Hari yang dinanti – nantikan oleh keluarga besar Kerajaan Majapahit akhirnya tiba juga, hari pernikahan sang penguasa. Sekalipun pelaksaan pernikahan ini terkesan acuh-tak-acuh terhadap insiden Perang Bubat yang baru saja terjadi beberapa waktu lalu, para tamu undangan masih terlihat begitu antusias 'tuk menghadiri pernikahan sang penguasa Majapahit. Sepertinya, kemegahan serta eksistensi yang kuat dari Kerajaan Majapahit telah menyilaukan semua individu akan aib pertumpahan darah yang baru saja terjadi di tanah Majapahit.
Semua orang begitu antusias dengan pemikirannya masing – masing. Ada yang antusias karena akhirnya mampu mengikuti upacara pernikahan yang sangat sakral dari Raja Majapahit. Ada yang antusias karena memandang pernikahan Hayam Wuruk sebagai ladang diplomasi. Ada juga yang antusias akan kehancuran Majapahit akibat ragam permasalahan yang timbul dari pernikahan sang penguasa.
Semua begitu antusias, kecuali Hayam Wuruk dan Sri Sudewi, para pemeran utama.

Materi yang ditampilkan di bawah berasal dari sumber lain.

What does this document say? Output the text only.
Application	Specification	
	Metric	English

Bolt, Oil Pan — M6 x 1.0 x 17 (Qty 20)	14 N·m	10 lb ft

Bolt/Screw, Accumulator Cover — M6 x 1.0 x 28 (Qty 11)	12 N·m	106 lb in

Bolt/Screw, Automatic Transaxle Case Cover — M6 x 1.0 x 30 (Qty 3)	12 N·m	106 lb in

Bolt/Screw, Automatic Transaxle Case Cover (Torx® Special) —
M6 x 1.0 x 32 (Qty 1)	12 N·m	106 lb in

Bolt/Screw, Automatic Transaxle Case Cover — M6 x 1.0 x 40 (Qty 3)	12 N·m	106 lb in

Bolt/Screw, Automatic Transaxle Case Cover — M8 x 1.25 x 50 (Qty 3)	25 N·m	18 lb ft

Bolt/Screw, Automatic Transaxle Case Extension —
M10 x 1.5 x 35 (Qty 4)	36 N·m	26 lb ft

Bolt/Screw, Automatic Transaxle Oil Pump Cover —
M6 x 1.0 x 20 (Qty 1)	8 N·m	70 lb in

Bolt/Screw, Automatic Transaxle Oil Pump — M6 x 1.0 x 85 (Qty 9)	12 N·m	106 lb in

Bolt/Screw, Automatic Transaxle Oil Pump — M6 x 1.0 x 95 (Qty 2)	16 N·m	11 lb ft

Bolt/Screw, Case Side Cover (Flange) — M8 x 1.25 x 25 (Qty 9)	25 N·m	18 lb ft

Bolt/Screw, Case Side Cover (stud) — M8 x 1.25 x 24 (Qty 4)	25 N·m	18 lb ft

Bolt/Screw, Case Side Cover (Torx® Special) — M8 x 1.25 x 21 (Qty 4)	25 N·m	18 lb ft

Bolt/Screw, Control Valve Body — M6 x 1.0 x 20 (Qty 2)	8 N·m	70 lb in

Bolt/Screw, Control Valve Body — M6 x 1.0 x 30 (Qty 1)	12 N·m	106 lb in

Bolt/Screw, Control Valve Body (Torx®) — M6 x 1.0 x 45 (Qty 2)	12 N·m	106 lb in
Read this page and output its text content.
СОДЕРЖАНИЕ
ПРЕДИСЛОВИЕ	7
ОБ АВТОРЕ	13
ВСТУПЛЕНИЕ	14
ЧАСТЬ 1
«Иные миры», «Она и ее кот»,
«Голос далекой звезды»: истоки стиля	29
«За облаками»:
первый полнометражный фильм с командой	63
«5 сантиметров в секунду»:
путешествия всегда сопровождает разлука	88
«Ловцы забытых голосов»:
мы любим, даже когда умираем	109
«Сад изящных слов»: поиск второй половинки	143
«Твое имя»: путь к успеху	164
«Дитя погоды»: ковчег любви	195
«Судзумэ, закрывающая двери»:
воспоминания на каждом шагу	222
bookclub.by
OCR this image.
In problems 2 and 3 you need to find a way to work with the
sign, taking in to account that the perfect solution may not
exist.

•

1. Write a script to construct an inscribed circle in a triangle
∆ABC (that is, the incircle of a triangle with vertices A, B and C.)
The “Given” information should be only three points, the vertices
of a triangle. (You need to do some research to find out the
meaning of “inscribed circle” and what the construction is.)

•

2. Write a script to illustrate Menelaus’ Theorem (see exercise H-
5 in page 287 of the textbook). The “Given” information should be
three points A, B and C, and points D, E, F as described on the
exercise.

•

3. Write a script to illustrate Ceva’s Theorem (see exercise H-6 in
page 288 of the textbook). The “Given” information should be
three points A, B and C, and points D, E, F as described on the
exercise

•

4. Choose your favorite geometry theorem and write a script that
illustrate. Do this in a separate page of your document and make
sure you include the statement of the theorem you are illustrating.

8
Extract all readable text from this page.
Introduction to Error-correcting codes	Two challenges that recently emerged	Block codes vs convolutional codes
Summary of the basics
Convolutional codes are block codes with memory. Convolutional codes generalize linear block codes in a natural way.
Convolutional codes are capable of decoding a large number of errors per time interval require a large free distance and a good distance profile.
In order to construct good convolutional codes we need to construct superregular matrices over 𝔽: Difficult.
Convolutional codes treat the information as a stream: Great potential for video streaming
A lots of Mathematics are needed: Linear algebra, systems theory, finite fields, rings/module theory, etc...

Di dalam kebisuan yang begitu mencekik hati, Sri Sudewi menemukan rasa antusias yang begitu tinggi dari para pelayan yang sedang menggerubungi dirinya. Para pelayan itu berlomba – lomba 'tuk membalurkan luluran khusus ke atas kulit Sri Sudewi. Hati Sri Sudewi terasa begitu perih. Mengapa disaat Sri Sudewi merasa tak bahagia, orang – orang disekitarnya selalu saja larut di dalam kebahagiaan?
Tak pernah sekalipun terbesit di benak Sri Sudewi tentang dirinya yang akan menikahi Hayam Wuruk... menikahi pria yang tak ia cintai dan... menikah dengan dalih berkorban untuk Kerajaan Majapahit. Sungguh Sri Sudewi tak mengerti, setelah semua ketidakadilan yang ia terima di balik tembok Kerajaan Majapahit, Sri Sudewi masih sangat bermurah hati untuk berkorban bagi kerajaan ini.
Sepanjang persiapan diri, Sri Sudewi hanya diam membisu sembari sesekali melemparkan senyuman tipisnya kepada para pelayan yang berada disekelilingnya. Tak pernah sekalipun Sri Sudewi berniat 'tuk menipu mereka dengan tawa bahagia. Sebab Sri Sudewi paham, bahkan untuk berpura – pura pun, Sri Sudewi tak memiliki energi emosi yang cukup.
Bak boneka hidup, Sri Sudewi membiarkan para pelayan 'tuk mempersiapkan dirinya dengan 'seindah mungkin'. Ragam wewangian yang begitu memabukan indra penciuman melekat pada tubuh Sri Sudewi.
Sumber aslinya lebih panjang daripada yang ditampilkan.